2019/6/21
『少年部の愉快な仲間たち その4』
国分寺道場の江口です!暑くなってきましたが暑い時季になると思い出す話を紹介します。
『好きな飲み物』
かれこれ14〜15年前の話。道場で自主トレーニングを終えた頃、少年部の稽古時間が近づいてきて小学1年生のS君がやって来た。私がペットボトルの水をラッパ飲みしているのを見て「師範、それ美味しいの?」
「美味しいよ!練習後の水ほど美味しい飲み物はないんだよ。」
「ふ〜ん。そうなんだ。」
「Sは1番好きな飲み物は何?」
「プールの水!」
「イヤイヤS、プールの水は飲み物じゃないだろ?」
「でも美味しいよ!今日の体育もプールだったから飲んだ。」
……マジか?! Sよ、お前ホントに飲んでんのか?
「どんな味がするんだ?」
「甘くて美味しい。」
Sよ、お前の学校のプールの水は特別なのか!いや、公立小学校でそんな訳はないぞ。お前の味覚はどうなってんだ!

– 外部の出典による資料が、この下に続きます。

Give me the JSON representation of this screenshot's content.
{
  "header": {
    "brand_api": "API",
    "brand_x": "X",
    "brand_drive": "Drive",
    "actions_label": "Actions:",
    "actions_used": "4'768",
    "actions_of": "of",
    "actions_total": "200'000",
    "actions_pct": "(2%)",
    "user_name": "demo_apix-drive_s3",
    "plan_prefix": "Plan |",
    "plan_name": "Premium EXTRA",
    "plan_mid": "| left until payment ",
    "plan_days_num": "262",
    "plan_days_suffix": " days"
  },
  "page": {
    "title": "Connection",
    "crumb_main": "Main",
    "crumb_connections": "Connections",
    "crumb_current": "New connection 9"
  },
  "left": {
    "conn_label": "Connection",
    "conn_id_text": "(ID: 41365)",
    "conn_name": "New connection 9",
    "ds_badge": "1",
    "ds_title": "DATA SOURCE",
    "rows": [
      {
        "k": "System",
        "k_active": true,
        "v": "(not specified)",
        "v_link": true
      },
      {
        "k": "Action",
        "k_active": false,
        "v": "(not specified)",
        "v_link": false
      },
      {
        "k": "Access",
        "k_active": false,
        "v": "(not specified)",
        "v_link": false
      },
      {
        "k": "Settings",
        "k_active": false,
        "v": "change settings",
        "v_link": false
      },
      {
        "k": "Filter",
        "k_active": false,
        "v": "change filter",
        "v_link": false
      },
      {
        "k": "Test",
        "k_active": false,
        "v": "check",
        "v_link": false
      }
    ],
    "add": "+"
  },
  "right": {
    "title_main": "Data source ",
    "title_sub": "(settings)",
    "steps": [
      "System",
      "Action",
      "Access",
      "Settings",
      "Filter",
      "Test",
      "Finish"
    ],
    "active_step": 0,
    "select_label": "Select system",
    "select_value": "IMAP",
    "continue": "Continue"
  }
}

「いいかS、プールの水には塩素っていう消毒薬が入ってるんだぞ、それに虫もいるかも知れないからもう飲んじゃダメだぞ!」
「虫は避けてるから大丈夫!」
「目に見えないバイ菌がいるかも知れないんだぞ!とにかくもう飲むな!」
「え〜、オ〜ス」とても残念そうなS君だった。
次の週の稽古の前に確認のため尋ねてみた。
「S、もうプールの水飲んでないだろうな?」
「飲んじゃった…、ノド乾いてたから…」
「お腹痛くなっちゃうぞ!もう飲むな!」
しかし次の時もまた次の時も尋ねると
「飲んじゃった…だって美味しいんだもん!」
困ったもんだ。どうすれば良いのだろう?
「とにかくプールの水は飲み物じゃないだろ!ホントにもう飲んじゃダメ!」
「オ〜ス」と悲しそうなS君だった。
そして次の稽古の時恐る恐る聞いてみた。
「おい、S、プールの水まだ飲んでるのか?」
「ううん、もう飲んでない。飲むのやめた。」
「そうか!エライぞ!(ホントは別にエライとか褒められる事ではないが) でもあんなに好きだったのによく飲むのやめられたな?」
「お母さんに言ったら『プールの中で誰かオシッコしてるかも知れないよ!』って言われたから!』
さすがお母さん、そう説明すれば良かったんですね!
さて、そんなS君もずっと空手の稽古を続けて中学2年で黒帯を取得して現在は社会人として、一児の父親として忙しい合間を縫って稽古に励んでおります!今でも時々「S、お前子供の頃、好きな飲み物プールの水って言ってたよな!」と言うとバツが悪そうに
「オ〜ス、でも師範よく覚えてますね。」
と笑っているがあんな衝撃的な事、忘れられる訳ないだろ!と思いながら彼の子供(私にとって孫のようなものですが)に彼の幼少期の味覚が遺伝しないことを願わずにはいられないのでした!
以上暑い時季になると思い出す話でした。